Como Lidiane havia chegado praticamente com duas horas de antecedência do nosso horário combinado (eram quase meio-dia e as aulas dela são às 14h), seria grosseiro não convidá-la para almoçar e se acomodar em minha casa, então entramos e ofereci um banho a ela, já que a mesma trazia algumas roupas em sua enorme mochila escolar.

Enquanto eu preparava o almoço, Lidiane tomava sua ducha, e foi rápida. A jovem saiu do banheiro, trajando um top com estampas abstratas e um short curtinho e justo, delineando seu lindo e perfeito corpo de 18 anos, e entendi mais ainda porque Ricardo estava disposto a fazer de tudo por aquela jovem, porque ela realmente era um espetáculo de fêmea...

Como eu disse lá no prólogo ao descrever a personalidade de Lidiane, ela sempre foi uma pessoa discreta e na dela, e mesmo tendo sido ousada e oferecido seu namorado para que transássemos, durante o almoço, ela sequer tocou no assunto de nossa transa, mas eu sabia que ela sabia, contudo, a jovem conduziu tudo como se nada tivesse acontecido, como se nunca tivesse feito a proposta que fez, e aquilo me deixou meio incomodada, tanto que após terminarmos de almoçar e ficarmos deitadas em minha cama descansando e ainda conversando sobre seu brilhante progresso nos estudos, não me contive e entrei no assunto:

—Lidiane... depois da última aula que tivemos, na quarta passada... o Ricardo veio aqui!

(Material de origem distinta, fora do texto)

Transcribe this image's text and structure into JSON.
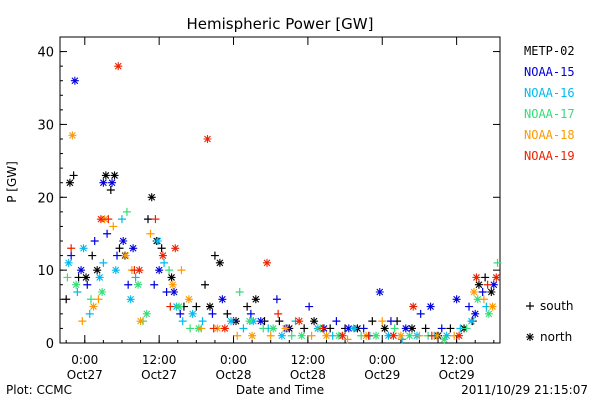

—Gostou de transar com ele? Indagou minha aluna, e arregalei os olhos. Eu nem ia arregalar, mas o tom de voz e todo o gestual frio de Lidiane me fizeram arregala-los.

—Er... eu... é... ah! Tentei falar, mas sequer consegui, tamanho meu espanto, porque desacreditei que ela se comportaria daquela forma tão calma, tão... “é? Foda-se!”.

—Gostou da “pomba” grossona dele professora? Sussurrou Lidiane, sorrindo sapeca, mordendo o lábio inferior e me fitando profundamente. —Fala professora, não sei porque a senhora tá se fazendo de sonsa, eu sei que vocês treparam, e eu disse que não tô nem aí, porque também sou a outra na vida do Ricardo, mas é como eu falei, não vou ficar “botando queixo” com quem tá me dando uma oportunidade de crescer na vida! Completou Lidiane.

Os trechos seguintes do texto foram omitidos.